[PATCH 1/3] drm/amdgpu: Fix entities for disabled HW blocks.

* [PATCH 1/3] drm/amdgpu: Fix entities for disabled HW blocks.
@ 2019-01-29 10:20 Bas Nieuwenhuizen
       [not found] ` <20190129102048.21827-1-bas-dldO88ZXqoXqqjsSq9zF6IRWq/SkRNHw@public.gmane.org>
  0 siblings, 1 reply; 6+ messages in thread
From: Bas Nieuwenhuizen @ 2019-01-29 10:20 UTC (permalink / raw)
  To: amd-gfx-PD4FTy7X32lNgt0PjOBp9y5qC8QIuHrW; +Cc: Bas Nieuwenhuizen

If we have some disabled HW blocks (say VCN), then the rings are
not initialized.
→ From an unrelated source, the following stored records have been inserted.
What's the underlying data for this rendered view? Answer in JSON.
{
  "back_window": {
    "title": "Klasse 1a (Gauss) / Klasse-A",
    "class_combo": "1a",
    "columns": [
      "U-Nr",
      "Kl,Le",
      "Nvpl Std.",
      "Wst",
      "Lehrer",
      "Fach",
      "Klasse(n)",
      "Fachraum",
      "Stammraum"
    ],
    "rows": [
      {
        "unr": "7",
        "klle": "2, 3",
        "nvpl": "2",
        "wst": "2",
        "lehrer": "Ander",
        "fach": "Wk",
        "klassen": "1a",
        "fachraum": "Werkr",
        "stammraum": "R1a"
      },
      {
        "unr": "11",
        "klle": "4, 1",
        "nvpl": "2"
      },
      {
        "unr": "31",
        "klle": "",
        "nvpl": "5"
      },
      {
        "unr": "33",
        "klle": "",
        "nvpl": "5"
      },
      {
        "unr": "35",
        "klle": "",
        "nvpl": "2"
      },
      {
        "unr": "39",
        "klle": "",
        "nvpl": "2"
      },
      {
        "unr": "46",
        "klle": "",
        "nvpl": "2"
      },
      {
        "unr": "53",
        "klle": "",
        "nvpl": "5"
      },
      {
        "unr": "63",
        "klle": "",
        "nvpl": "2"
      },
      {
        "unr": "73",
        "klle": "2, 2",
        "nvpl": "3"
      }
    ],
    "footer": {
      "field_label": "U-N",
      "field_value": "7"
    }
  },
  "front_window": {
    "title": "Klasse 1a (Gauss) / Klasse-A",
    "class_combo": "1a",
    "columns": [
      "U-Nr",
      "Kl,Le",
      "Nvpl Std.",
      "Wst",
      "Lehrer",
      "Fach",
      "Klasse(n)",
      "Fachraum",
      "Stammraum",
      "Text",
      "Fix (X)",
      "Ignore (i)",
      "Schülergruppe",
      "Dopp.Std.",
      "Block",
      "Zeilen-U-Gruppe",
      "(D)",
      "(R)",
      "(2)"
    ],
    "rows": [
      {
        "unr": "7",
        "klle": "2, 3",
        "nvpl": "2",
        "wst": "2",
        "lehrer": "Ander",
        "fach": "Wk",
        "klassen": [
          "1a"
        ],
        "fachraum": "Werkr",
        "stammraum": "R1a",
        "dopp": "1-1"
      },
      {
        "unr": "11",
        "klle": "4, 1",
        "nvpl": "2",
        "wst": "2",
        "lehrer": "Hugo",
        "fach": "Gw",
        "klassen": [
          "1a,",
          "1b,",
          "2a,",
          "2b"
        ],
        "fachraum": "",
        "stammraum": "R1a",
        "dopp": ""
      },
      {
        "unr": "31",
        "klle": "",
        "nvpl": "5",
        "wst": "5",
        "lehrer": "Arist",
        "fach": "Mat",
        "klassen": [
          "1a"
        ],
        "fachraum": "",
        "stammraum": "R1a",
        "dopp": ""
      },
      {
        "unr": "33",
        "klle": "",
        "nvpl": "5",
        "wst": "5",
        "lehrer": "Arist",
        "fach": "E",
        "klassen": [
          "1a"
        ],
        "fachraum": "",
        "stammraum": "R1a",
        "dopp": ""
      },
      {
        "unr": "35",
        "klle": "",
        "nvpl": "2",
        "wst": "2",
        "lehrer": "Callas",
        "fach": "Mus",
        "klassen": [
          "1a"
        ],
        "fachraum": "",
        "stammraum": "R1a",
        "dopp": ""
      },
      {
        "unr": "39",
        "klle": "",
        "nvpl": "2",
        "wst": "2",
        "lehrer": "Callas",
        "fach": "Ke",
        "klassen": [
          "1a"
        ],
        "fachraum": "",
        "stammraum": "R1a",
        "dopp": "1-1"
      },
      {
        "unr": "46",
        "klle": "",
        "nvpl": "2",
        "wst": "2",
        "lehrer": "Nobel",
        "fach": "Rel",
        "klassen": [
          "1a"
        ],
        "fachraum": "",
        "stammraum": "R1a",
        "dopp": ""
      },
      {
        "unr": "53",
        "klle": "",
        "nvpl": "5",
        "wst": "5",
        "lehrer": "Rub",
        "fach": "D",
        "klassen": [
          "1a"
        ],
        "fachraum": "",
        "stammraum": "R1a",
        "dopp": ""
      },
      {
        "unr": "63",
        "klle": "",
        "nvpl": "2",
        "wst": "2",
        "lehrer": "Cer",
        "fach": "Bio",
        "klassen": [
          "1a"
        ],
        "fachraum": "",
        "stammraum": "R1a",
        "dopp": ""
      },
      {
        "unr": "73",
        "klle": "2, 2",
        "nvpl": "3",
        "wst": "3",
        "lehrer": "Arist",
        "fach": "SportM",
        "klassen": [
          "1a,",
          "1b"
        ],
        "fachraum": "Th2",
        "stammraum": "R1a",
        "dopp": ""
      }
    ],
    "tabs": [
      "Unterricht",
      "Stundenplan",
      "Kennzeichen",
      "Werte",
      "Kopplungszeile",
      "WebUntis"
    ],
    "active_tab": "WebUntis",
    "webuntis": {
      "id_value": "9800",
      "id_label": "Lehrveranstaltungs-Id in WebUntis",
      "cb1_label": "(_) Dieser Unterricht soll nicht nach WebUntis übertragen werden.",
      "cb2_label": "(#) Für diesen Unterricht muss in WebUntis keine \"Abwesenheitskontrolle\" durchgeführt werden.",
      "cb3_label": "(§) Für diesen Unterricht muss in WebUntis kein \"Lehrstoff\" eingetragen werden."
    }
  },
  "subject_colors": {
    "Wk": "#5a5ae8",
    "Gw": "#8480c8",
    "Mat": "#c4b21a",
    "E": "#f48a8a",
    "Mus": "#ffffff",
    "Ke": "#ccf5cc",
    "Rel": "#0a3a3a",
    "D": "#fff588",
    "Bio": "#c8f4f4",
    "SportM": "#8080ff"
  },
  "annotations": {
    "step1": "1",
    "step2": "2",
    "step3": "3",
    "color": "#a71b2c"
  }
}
This reuslts in entities that refer to uninitialized
rqs (runqueues?).

In normal usage this does not result in issues because userspace
generally knows to ignore the unsupported blocks, but e.g. setting
the priorities on all the entities resulted in a NULL access while
locking the rq spinlock.

This could probably also be induced when actually adding a job for
the blocks whith some less smart userspace.

Signed-off-by: Bas Nieuwenhuizen <bas@basnieuwenhuizen.nl>
---
 drivers/gpu/drm/amd/amdgpu/amdgpu_ctx.c | 31 +++++++++++++++++++------
 drivers/gpu/drm/amd/amdgpu/amdgpu_ctx.h |  1 +
 2 files changed, 25 insertions(+), 7 deletions(-)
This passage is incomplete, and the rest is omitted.